Lifestyle

Work-life balance is different for everyone

Everyone knows the feeling of having too much to do and not enough time. Many people find it difficult to establish a healthy work-life balance.

Some people say it’s just a fact of life, but letting your personal life suffer for a job, or school, isn’t necessarily inevitable.

While it can feel like more work when you’re trying to figure out what to do, scheduling can ease the issues around this imbalance. At least, some of the time.

Sociology professor at the University of Toronto, Melissa Milkie, found in a recent study that those who have control of their own schedule for work—like those who work from home—often have a harder time balancing these factors.
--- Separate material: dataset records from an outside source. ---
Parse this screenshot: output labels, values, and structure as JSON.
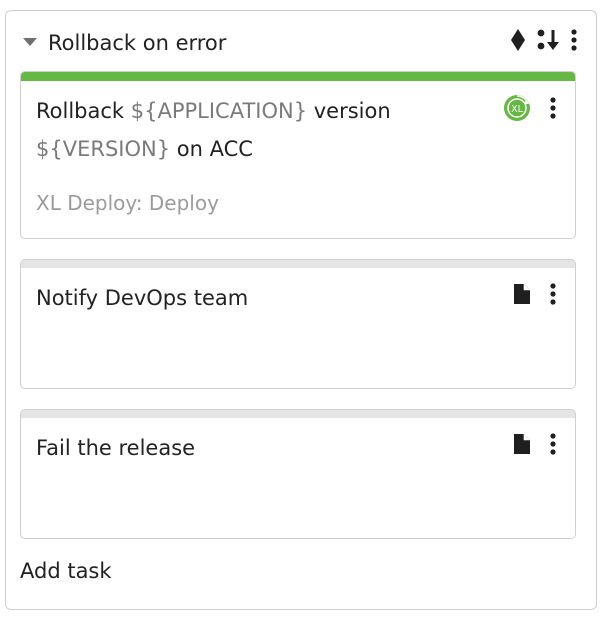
{
  "group": {
    "title": "Rollback on error",
    "icons": [
      "diamond-icon",
      "sort-icon",
      "more-vertical-icon"
    ]
  },
  "tasks": [
    {
      "title_parts": [
        "Rollback ",
        "${APPLICATION}",
        " version ",
        "${VERSION}",
        " on ACC"
      ],
      "type": "XL Deploy: Deploy",
      "status_color": "#64b843",
      "icon": "xl-deploy-icon",
      "icon_label": "XL"
    },
    {
      "title": "Notify DevOps team",
      "icon": "document-icon"
    },
    {
      "title": "Fail the release",
      "icon": "document-icon"
    }
  ],
  "add_task_label": "Add task"
}
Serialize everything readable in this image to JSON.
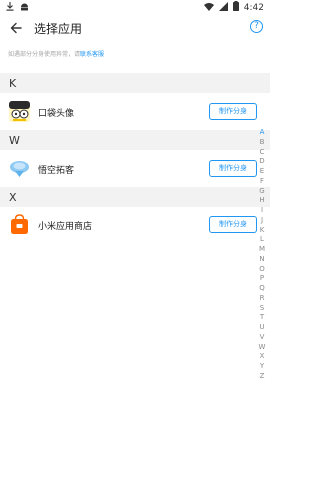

“It may be indicative of ‘work that never ends,’” she said in the study.

Haley Bugiak, a small business owner and new mother, said it often felt like she couldn’t let those late emails go.

“I found myself saying that I’d go to bed after the next one, and I finally just had to start turning off my phone for a few hours.”

Perfect – the enemy of progress

The pressure to have everything done perfectly can also affect how balanced life is.

“I had to get it out of my head that everything had to be perfect,” said Bugiak.

“Sometimes you just have to learn how to let things slide, even just for a little bit.”

The concept of work-life balance is different for everyone, which means everyone has to figure out what works for them. This is especially important if the workplace is less than stellar about helping employees find that balance.

If you can segment your time for school, work, and social life, you should. However, that can lead to frustration when a class runs long or you’re asked to work a little longer than you planned.

“Flexibility needs to be a focus,” said Martina Vaneckova, a psychologist with Flourish Psychological Services.

“Not just for the individual or family, but for the employer and institution as well.”

Making it work in the workplace

Since it can be difficult to influence the balance of major institutions and companies, where does that leave us?

“If you’re tired, stressed, sick, you’re not doing the best you can,” said Bugiak, who makes sure her employees have some space in their schedule.

“Everybody deserves a break, now and then.”

Even if we have to schedule it in for ourselves, those breaks are necessary to maintain physical and mental wellbeing.

So, don’t bother cooking tonight. Leave that paper that’s due in a week for a day or two. Take a breath.

You’ll be okay, even if it’s not perfectly balanced.